In theoretical terms, this study enhances the suggested two-phase model of Herweg et al. (2015) by including a wider array of scenarios. By redefining the output of the agenda-setting process as a policy commitment, rather than a fully worked-out proposal ready for negotiations in the political stream, the framework is more applicable to situations where the policy solution is less developed. Consequently, the events in the problem stream and policy stream become more pertinent for comprehending the decision-making phase, including the role of agency in these streams. The presented model employs the foundational theoretical structure of the original MSF in both agenda-setting and decision-making processes, creating an analytical framework that accommodates the significance of all three streams in the subsequent phase.
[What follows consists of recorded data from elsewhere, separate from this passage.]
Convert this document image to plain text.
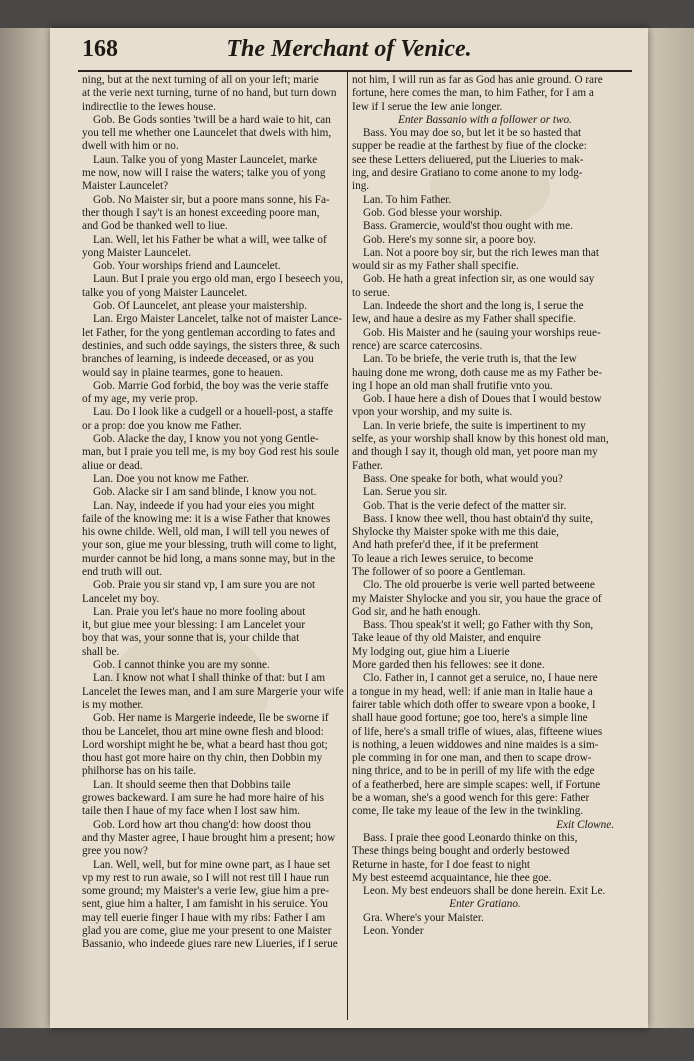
168	The Merchant of Venice.
ning, but at the next turning of all on your left; marie
at the verie next turning, turne of no hand, but turn down
indirectlie to the Iewes house.
Gob. Be Gods sonties 'twill be a hard waie to hit, can
you tell me whether one Launcelet that dwels with him,
dwell with him or no.
Laun. Talke you of yong Master Launcelet, marke
me now, now will I raise the waters; talke you of yong
Maister Launcelet?
Gob. No Maister sir, but a poore mans sonne, his Fa-
ther though I say't is an honest exceeding poore man,
and God be thanked well to liue.
Lan. Well, let his Father be what a will, wee talke of
yong Maister Launcelet.
Gob. Your worships friend and Launcelet.
Laun. But I praie you ergo old man, ergo I beseech you,
talke you of yong Maister Launcelet.
Gob. Of Launcelet, ant please your maistership.
Lan. Ergo Maister Lancelet, talke not of maister Lance-
let Father, for the yong gentleman according to fates and
destinies, and such odde sayings, the sisters three, & such
branches of learning, is indeede deceased, or as you
would say in plaine tearmes, gone to heauen.
Gob. Marrie God forbid, the boy was the verie staffe
of my age, my verie prop.
Lau. Do I look like a cudgell or a houell-post, a staffe
or a prop: doe you know me Father.
Gob. Alacke the day, I know you not yong Gentle-
man, but I praie you tell me, is my boy God rest his soule
aliue or dead.
Lan. Doe you not know me Father.
Gob. Alacke sir I am sand blinde, I know you not.
Lan. Nay, indeede if you had your eies you might
faile of the knowing me: it is a wise Father that knowes
his owne childe. Well, old man, I will tell you newes of
your son, giue me your blessing, truth will come to light,
murder cannot be hid long, a mans sonne may, but in the
end truth will out.
Gob. Praie you sir stand vp, I am sure you are not
Lancelet my boy.
Lan. Praie you let's haue no more fooling about
it, but giue mee your blessing: I am Lancelet your
boy that was, your sonne that is, your childe that
shall be.
Gob. I cannot thinke you are my sonne.
Lan. I know not what I shall thinke of that: but I am
Lancelet the Iewes man, and I am sure Margerie your wife
is my mother.
Gob. Her name is Margerie indeede, Ile be sworne if
thou be Lancelet, thou art mine owne flesh and blood:
Lord worshipt might he be, what a beard hast thou got;
thou hast got more haire on thy chin, then Dobbin my
philhorse has on his taile.
Lan. It should seeme then that Dobbins taile
growes backeward. I am sure he had more haire of his
taile then I haue of my face when I lost saw him.
Gob. Lord how art thou chang'd: how doost thou
and thy Master agree, I haue brought him a present; how
gree you now?
Lan. Well, well, but for mine owne part, as I haue set
vp my rest to run awaie, so I will not rest till I haue run
some ground; my Maister's a verie Iew, giue him a pre-
sent, giue him a halter, I am famisht in his seruice. You
may tell euerie finger I haue with my ribs: Father I am
glad you are come, giue me your present to one Maister
Bassanio, who indeede giues rare new Liueries, if I serue
not him, I will run as far as God has anie ground. O rare
fortune, here comes the man, to him Father, for I am a
Iew if I serue the Iew anie longer.
Enter Bassanio with a follower or two.
Bass. You may doe so, but let it be so hasted that
supper be readie at the farthest by fiue of the clocke:
see these Letters deliuered, put the Liueries to mak-
ing, and desire Gratiano to come anone to my lodg-
ing.
Lan. To him Father.
Gob. God blesse your worship.
Bass. Gramercie, would'st thou ought with me.
Gob. Here's my sonne sir, a poore boy.
Lan. Not a poore boy sir, but the rich Iewes man that
would sir as my Father shall specifie.
Gob. He hath a great infection sir, as one would say
to serue.
Lan. Indeede the short and the long is, I serue the
Iew, and haue a desire as my Father shall specifie.
Gob. His Maister and he (sauing your worships reue-
rence) are scarce catercosins.
Lan. To be briefe, the verie truth is, that the Iew
hauing done me wrong, doth cause me as my Father be-
ing I hope an old man shall frutifie vnto you.
Gob. I haue here a dish of Doues that I would bestow
vpon your worship, and my suite is.
Lan. In verie briefe, the suite is impertinent to my
selfe, as your worship shall know by this honest old man,
and though I say it, though old man, yet poore man my
Father.
Bass. One speake for both, what would you?
Lan. Serue you sir.
Gob. That is the verie defect of the matter sir.
Bass. I know thee well, thou hast obtain'd thy suite,
Shylocke thy Maister spoke with me this daie,
And hath prefer'd thee, if it be preferment
To leaue a rich Iewes seruice, to become
The follower of so poore a Gentleman.
Clo. The old prouerbe is verie well parted betweene
my Maister Shylocke and you sir, you haue the grace of
God sir, and he hath enough.
Bass. Thou speak'st it well; go Father with thy Son,
Take leaue of thy old Maister, and enquire
My lodging out, giue him a Liuerie
More garded then his fellowes: see it done.
Clo. Father in, I cannot get a seruice, no, I haue nere
a tongue in my head, well: if anie man in Italie haue a
fairer table which doth offer to sweare vpon a booke, I
shall haue good fortune; goe too, here's a simple line
of life, here's a small trifle of wiues, alas, fifteene wiues
is nothing, a leuen widdowes and nine maides is a sim-
ple comming in for one man, and then to scape drow-
ning thrice, and to be in perill of my life with the edge
of a featherbed, here are simple scapes: well, if Fortune
be a woman, she's a good wench for this gere: Father
come, Ile take my leaue of the Iew in the twinkling.
Exit Clowne.
Bass. I praie thee good Leonardo thinke on this,
These things being bought and orderly bestowed
Returne in haste, for I doe feast to night
My best esteemd acquaintance, hie thee goe.
Leon. My best endeuors shall be done herein. Exit Le.
Enter Gratiano.
Gra. Where's your Maister.
Leon. Yonder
In some contexts, the political stream may be the primary determinant; in others, the other two streams carry equal analytical importance in elucidating the factors and mechanisms influencing whether an issue on the government’s agenda translates into tangible change or not.

A potential avenue for future research would be to elaborate further on the role of agency in the decision phase. While previous literature focuses on the role of the political entrepreneur in the politics stream, an analysis of all three streams is likely to involve new participants and their understanding of the problem and necessary actions (Howlett et al., 2015; Knaggård, 2016; Sætren, 2016). However, the mechanisms that empower these agents have not been fully elaborated. Moreover, the determination of whether or when these participants qualify as entrepreneurial or not has not received adequate consideration in the current body of literature. While the concept of the policy entrepreneur encompasses a range of formal and informal roles within the political system, the constrained definition of the political entrepreneur as an individual holding a formal political leadership position may narrow the scope of our understanding of these agents. One potential approach is to focus on the role these individuals play beyond their official designation and establish an analytical distinction between entrepreneurs and the entrepreneurial process (Ackrill & Kay, 2011; Ackrill et al., 2013; Hogan & Feeney, 2012; Knaggård, 2016; McCaffrey & Salerno, 2011; Mintrom, 2019).
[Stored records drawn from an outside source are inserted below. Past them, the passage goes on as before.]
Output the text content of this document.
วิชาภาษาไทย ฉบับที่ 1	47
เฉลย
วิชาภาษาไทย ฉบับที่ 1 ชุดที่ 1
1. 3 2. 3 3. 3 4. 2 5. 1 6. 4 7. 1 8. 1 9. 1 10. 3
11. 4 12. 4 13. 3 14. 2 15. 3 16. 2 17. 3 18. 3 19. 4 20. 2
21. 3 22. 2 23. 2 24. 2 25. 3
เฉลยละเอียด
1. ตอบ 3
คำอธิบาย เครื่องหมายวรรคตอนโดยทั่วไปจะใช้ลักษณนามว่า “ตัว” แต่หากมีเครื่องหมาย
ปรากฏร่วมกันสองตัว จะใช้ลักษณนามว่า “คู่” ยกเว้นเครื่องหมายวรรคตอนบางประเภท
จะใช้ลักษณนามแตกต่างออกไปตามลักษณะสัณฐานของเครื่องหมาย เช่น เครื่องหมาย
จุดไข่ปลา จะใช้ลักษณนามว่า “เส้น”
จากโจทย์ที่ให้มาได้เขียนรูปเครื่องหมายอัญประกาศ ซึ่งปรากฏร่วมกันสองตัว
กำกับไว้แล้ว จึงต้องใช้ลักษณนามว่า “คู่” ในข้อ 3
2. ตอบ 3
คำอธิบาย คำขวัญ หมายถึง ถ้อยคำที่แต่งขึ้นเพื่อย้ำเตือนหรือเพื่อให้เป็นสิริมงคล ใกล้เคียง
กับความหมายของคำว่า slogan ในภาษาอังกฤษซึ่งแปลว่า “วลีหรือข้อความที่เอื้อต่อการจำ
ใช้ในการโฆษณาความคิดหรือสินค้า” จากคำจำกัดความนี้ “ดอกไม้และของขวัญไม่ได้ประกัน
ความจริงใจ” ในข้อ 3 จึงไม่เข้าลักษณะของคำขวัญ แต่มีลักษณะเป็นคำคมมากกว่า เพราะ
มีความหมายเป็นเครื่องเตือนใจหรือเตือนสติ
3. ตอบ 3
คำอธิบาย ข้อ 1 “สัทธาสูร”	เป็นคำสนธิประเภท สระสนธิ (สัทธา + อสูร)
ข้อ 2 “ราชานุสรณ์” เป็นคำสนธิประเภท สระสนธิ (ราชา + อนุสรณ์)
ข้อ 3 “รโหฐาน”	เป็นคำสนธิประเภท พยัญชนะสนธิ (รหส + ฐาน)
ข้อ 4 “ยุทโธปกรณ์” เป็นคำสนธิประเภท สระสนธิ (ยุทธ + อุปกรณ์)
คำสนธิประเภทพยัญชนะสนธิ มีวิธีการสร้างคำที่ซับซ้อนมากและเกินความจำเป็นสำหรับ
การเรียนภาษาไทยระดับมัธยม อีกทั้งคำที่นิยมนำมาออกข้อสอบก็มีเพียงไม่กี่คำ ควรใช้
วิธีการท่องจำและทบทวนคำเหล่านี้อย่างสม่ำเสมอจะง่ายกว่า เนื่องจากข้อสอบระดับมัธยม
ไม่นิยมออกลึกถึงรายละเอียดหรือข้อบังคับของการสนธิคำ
The main limitation of the study stems from its methodology (Aberbach & Rockman, 2002, 2006; Hollstein, 2021). Like most applications of MSF, it is a study of a single case, and the weaknesses regarding generalisability of such studies are well-known. Another limitation lies in the nature of the longitudinal qualitative study, which relies on elite interviews, potentially rendering the testimonies vulnerable to considerable bias. To counteract this weakness, all interviews have been triangulated with copious written sources such as transcripts, news articles and official reports. As Aberbach and Rockman (2006, 993) eloquently put it: if you want to know how political agents think and perceive their roles, there is little choice but to continue going to the source.
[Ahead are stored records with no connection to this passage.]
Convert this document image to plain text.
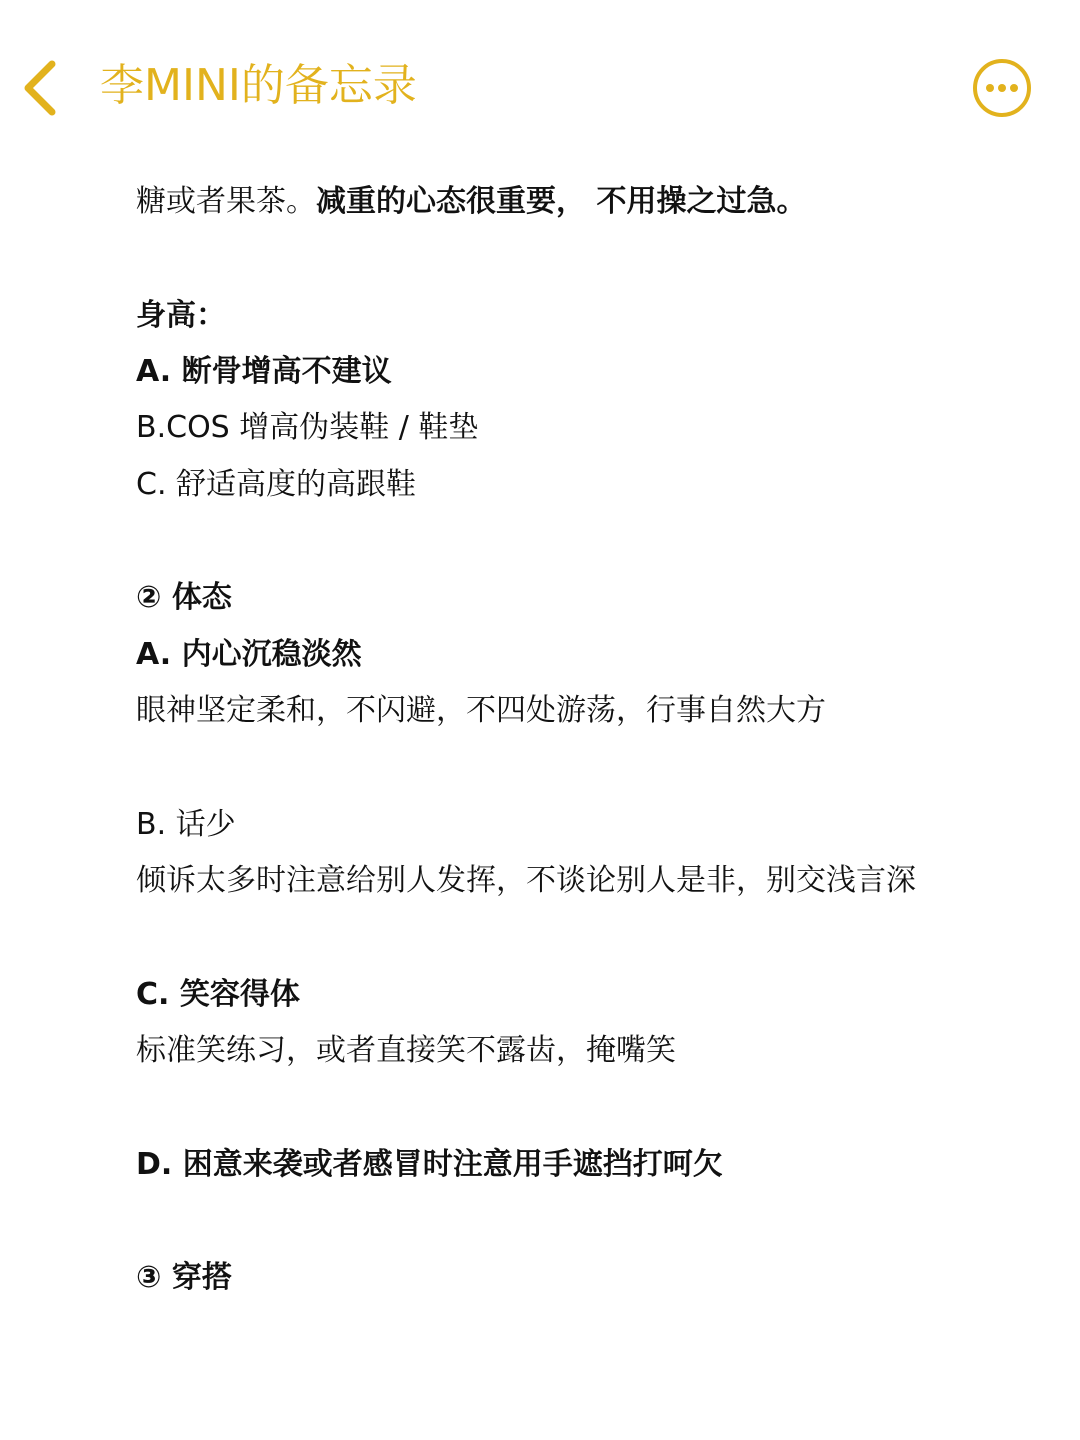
李MINI的备忘录
糖或者果茶。减重的心态很重要， 不用操之过急。
身高：
A. 断骨增高不建议
B.COS 增高伪装鞋 / 鞋垫
C. 舒适高度的高跟鞋
② 体态
A. 内心沉稳淡然
眼神坚定柔和，不闪避，不四处游荡，行事自然大方
B. 话少
倾诉太多时注意给别人发挥，不谈论别人是非，别交浅言深
C. 笑容得体
标准笑练习，或者直接笑不露齿，掩嘴笑
D. 困意来袭或者感冒时注意用手遮挡打呵欠
③ 穿搭
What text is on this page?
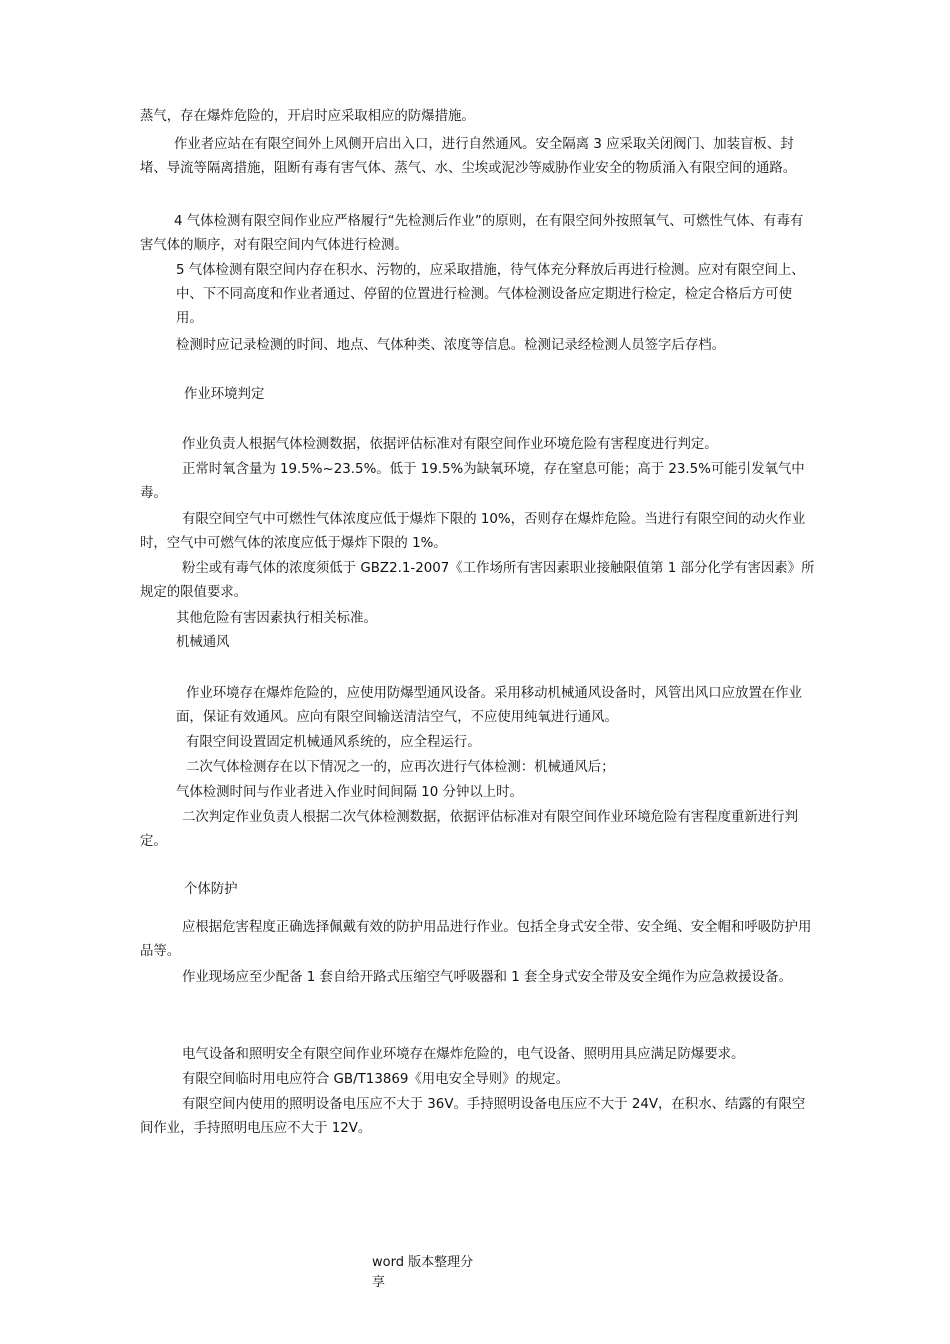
蒸气，存在爆炸危险的，开启时应采取相应的防爆措施。

作业者应站在有限空间外上风侧开启出入口，进行自然通风。安全隔离 3 应采取关闭阀门、加装盲板、封堵、导流等隔离措施，阻断有毒有害气体、蒸气、水、尘埃或泥沙等威胁作业安全的物质涌入有限空间的通路。

4 气体检测有限空间作业应严格履行“先检测后作业”的原则，在有限空间外按照氧气、可燃性气体、有毒有害气体的顺序，对有限空间内气体进行检测。

5 气体检测有限空间内存在积水、污物的，应采取措施，待气体充分释放后再进行检测。应对有限空间上、中、下不同高度和作业者通过、停留的位置进行检测。气体检测设备应定期进行检定，检定合格后方可使用。

检测时应记录检测的时间、地点、气体种类、浓度等信息。检测记录经检测人员签字后存档。

作业环境判定

作业负责人根据气体检测数据，依据评估标准对有限空间作业环境危险有害程度进行判定。

正常时氧含量为 19.5%~23.5%。低于 19.5%为缺氧环境，存在窒息可能；高于 23.5%可能引发氧气中毒。

有限空间空气中可燃性气体浓度应低于爆炸下限的 10%，否则存在爆炸危险。当进行有限空间的动火作业时，空气中可燃气体的浓度应低于爆炸下限的 1%。

粉尘或有毒气体的浓度须低于 GBZ2.1-2007《工作场所有害因素职业接触限值第 1 部分化学有害因素》所规定的限值要求。

其他危险有害因素执行相关标准。

机械通风

作业环境存在爆炸危险的，应使用防爆型通风设备。采用移动机械通风设备时，风管出风口应放置在作业面，保证有效通风。应向有限空间输送清洁空气，不应使用纯氧进行通风。

有限空间设置固定机械通风系统的，应全程运行。

二次气体检测存在以下情况之一的，应再次进行气体检测：机械通风后；

气体检测时间与作业者进入作业时间间隔 10 分钟以上时。

二次判定作业负责人根据二次气体检测数据，依据评估标准对有限空间作业环境危险有害程度重新进行判定。

个体防护

应根据危害程度正确选择佩戴有效的防护用品进行作业。包括全身式安全带、安全绳、安全帽和呼吸防护用品等。

作业现场应至少配备 1 套自给开路式压缩空气呼吸器和 1 套全身式安全带及安全绳作为应急救援设备。

电气设备和照明安全有限空间作业环境存在爆炸危险的，电气设备、照明用具应满足防爆要求。

有限空间临时用电应符合 GB/T13869《用电安全导则》的规定。

有限空间内使用的照明设备电压应不大于 36V。手持照明设备电压应不大于 24V，在积水、结露的有限空间作业，手持照明电压应不大于 12V。

word 版本整理分享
Politically speaking, understanding the mechanisms and timing behind the transformation of policy commitments into concrete political change is highly relevant. Given the complexity and uncertainty of contemporary global challenges, having policy commitments alone is insufficient; the true challenge lies in translating these commitments into effective decisions. Broadening the theoretical basis of MSF, especially in terms of decision-making, provides valuable insights into these processes, potentially guiding policymakers and entrepreneurs in the development of innovative policies amidst rising global ambiguity and turbulence.